Sadly, at the present rate of job creation and projected labor-force
growth, the nation will never return to full employment.
It doesn't have to be this way. The
Romney economic plan would fundamentally change the direction of policy
to increase GDP and job creation now and going forward. The governor's
plan puts growth and recovery first, and it stands on four main pillars:
•
Stop runaway federal spending and debt.
The governor's plan would reduce federal spending as a share of GDP to
20%—its pre-crisis average—by 2016. This would dramatically reduce
policy uncertainty over the need for future tax increases, thus
increasing business and consumer confidence.
•
Reform the nation's tax code to increase growth and job creation. The
Romney plan would reduce individual marginal income tax rates across
the board by 20%, while keeping current low tax rates on dividends and
capital gains. The governor would also reduce the corporate income tax
rate—the highest in the world—to 25%. In addition, he would broaden the
tax base to ensure that tax reform is revenue-neutral.
•
Reform entitlement programs to ensure their viability.

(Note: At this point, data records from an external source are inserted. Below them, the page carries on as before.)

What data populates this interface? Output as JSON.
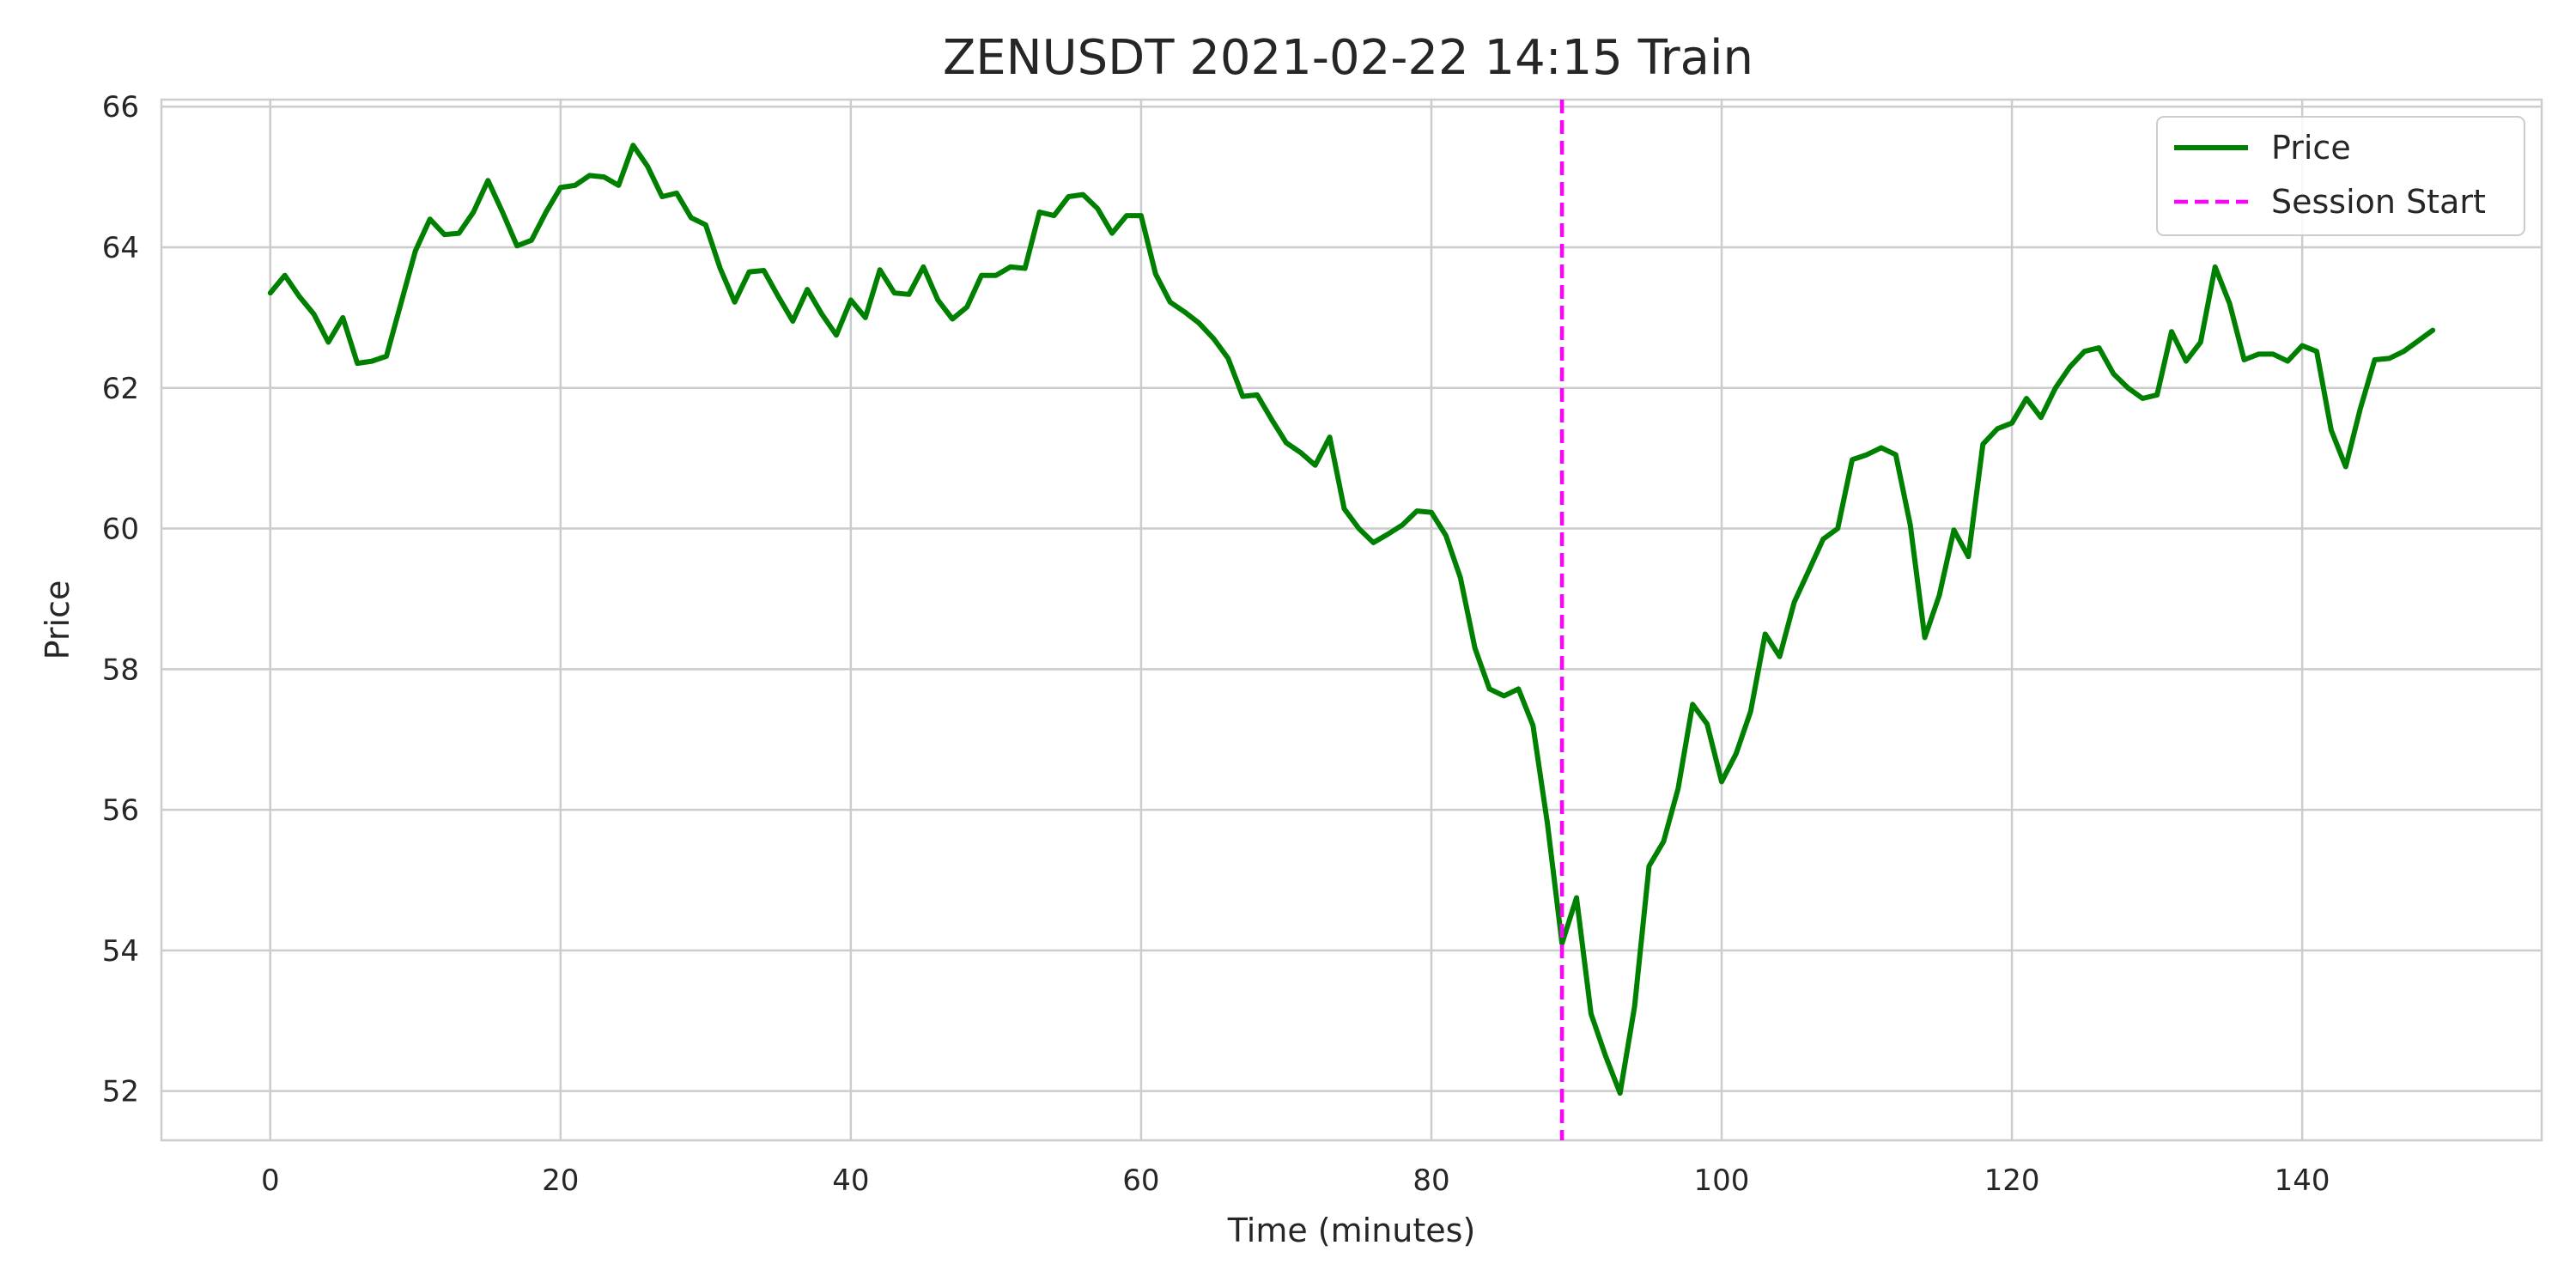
{
  "chart_data": {
    "type": "line",
    "title": "ZENUSDT 2021-02-22 14:15  Train",
    "xlabel": "Time (minutes)",
    "ylabel": "Price",
    "xlim": [
      -7.5,
      156.5
    ],
    "ylim": [
      51.3,
      66.1
    ],
    "xticks": [
      0,
      20,
      40,
      60,
      80,
      100,
      120,
      140
    ],
    "yticks": [
      52,
      54,
      56,
      58,
      60,
      62,
      64,
      66
    ],
    "grid": true,
    "legend_position": "top-right",
    "series": [
      {
        "name": "Price",
        "color": "#008000",
        "style": "solid",
        "x": [
          0,
          1,
          2,
          3,
          4,
          5,
          6,
          7,
          8,
          9,
          10,
          11,
          12,
          13,
          14,
          15,
          16,
          17,
          18,
          19,
          20,
          21,
          22,
          23,
          24,
          25,
          26,
          27,
          28,
          29,
          30,
          31,
          32,
          33,
          34,
          35,
          36,
          37,
          38,
          39,
          40,
          41,
          42,
          43,
          44,
          45,
          46,
          47,
          48,
          49,
          50,
          51,
          52,
          53,
          54,
          55,
          56,
          57,
          58,
          59,
          60,
          61,
          62,
          63,
          64,
          65,
          66,
          67,
          68,
          69,
          70,
          71,
          72,
          73,
          74,
          75,
          76,
          77,
          78,
          79,
          80,
          81,
          82,
          83,
          84,
          85,
          86,
          87,
          88,
          89,
          90,
          91,
          92,
          93,
          94,
          95,
          96,
          97,
          98,
          99,
          100,
          101,
          102,
          103,
          104,
          105,
          106,
          107,
          108,
          109,
          110,
          111,
          112,
          113,
          114,
          115,
          116,
          117,
          118,
          119,
          120,
          121,
          122,
          123,
          124,
          125,
          126,
          127,
          128,
          129,
          130,
          131,
          132,
          133,
          134,
          135,
          136,
          137,
          138,
          139,
          140,
          141,
          142,
          143,
          144,
          145,
          146,
          147,
          148,
          149
        ],
        "values": [
          63.35,
          63.6,
          63.3,
          63.05,
          62.65,
          63.0,
          62.35,
          62.38,
          62.45,
          63.2,
          63.95,
          64.4,
          64.18,
          64.2,
          64.5,
          64.95,
          64.5,
          64.02,
          64.1,
          64.5,
          64.85,
          64.88,
          65.02,
          65.0,
          64.88,
          65.45,
          65.15,
          64.72,
          64.77,
          64.42,
          64.32,
          63.7,
          63.22,
          63.65,
          63.67,
          63.3,
          62.95,
          63.4,
          63.05,
          62.75,
          63.25,
          63.0,
          63.68,
          63.35,
          63.33,
          63.72,
          63.25,
          62.98,
          63.15,
          63.6,
          63.6,
          63.72,
          63.7,
          64.5,
          64.45,
          64.72,
          64.75,
          64.55,
          64.2,
          64.45,
          64.45,
          63.62,
          63.22,
          63.08,
          62.92,
          62.7,
          62.42,
          61.88,
          61.9,
          61.55,
          61.22,
          61.08,
          60.9,
          61.3,
          60.28,
          60.0,
          59.8,
          59.92,
          60.05,
          60.25,
          60.23,
          59.9,
          59.3,
          58.3,
          57.72,
          57.62,
          57.72,
          57.2,
          55.8,
          54.1,
          54.75,
          53.1,
          52.5,
          51.97,
          53.2,
          55.2,
          55.55,
          56.3,
          57.5,
          57.22,
          56.4,
          56.8,
          57.4,
          58.5,
          58.18,
          58.95,
          59.4,
          59.85,
          60.0,
          60.98,
          61.05,
          61.15,
          61.05,
          60.05,
          58.45,
          59.05,
          59.98,
          59.6,
          61.2,
          61.42,
          61.5,
          61.85,
          61.58,
          62.0,
          62.3,
          62.52,
          62.57,
          62.2,
          62.0,
          61.85,
          61.9,
          62.8,
          62.38,
          62.65,
          63.72,
          63.2,
          62.4,
          62.48,
          62.48,
          62.38,
          62.6,
          62.52,
          61.4,
          60.88,
          61.7,
          62.4,
          62.42,
          62.52,
          62.67,
          62.82
        ]
      },
      {
        "name": "Session Start",
        "color": "#ff00ff",
        "style": "dashed",
        "type": "vline",
        "x": 89
      }
    ]
  }
}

The Romney plan would gradually reduce growth in Social Security and
Medicare benefits for more affluent seniors and give more choice in
Medicare programs and benefits to improve value in health-care spending.
It would also block grant the Medicaid program to states to enable
experimentation that might better serve recipients.
•
Make growth and cost-benefit analysis important features of regulation.
The governor's plan would remove regulatory impediments to energy
production and innovation that raise costs to consumers and limit new
job creation. He would also work with Congress toward repealing and
replacing the costly and burdensome Dodd–Frank legislation and the
Patient Protection and Affordable Care Act. The Romney alternatives will
emphasize better financial regulation and market-oriented,
patient-centered health-care reform.
In contrast to the sclerosis and joblessness of the past three years,
the Romney plan offers an economic U-turn in ideas and choices. When
bolstered by sound trade, education, energy and monetary policy, the
Romney reform program is expected by the governor's economic advisers to
increase GDP growth by between 0.5% and 1% per year over the next
decade. It should also speed up the current recovery, enabling the
private sector to create 200,000 to 300,000 jobs per month, or about 12
million new jobs in a Romney first term, and millions more after that
due to the plan's long-run growth effects.
But these gains aren't just about
numbers, as important as those numbers are. The Romney approach will
restore confidence in America's economic future and make America once
again a place to invest and grow.
Mr. Hubbard, dean of Columbia Business School, was
chairman of the Council of Economic Advisers under President George W.
Bush. He is an economic adviser to Gov. Romney.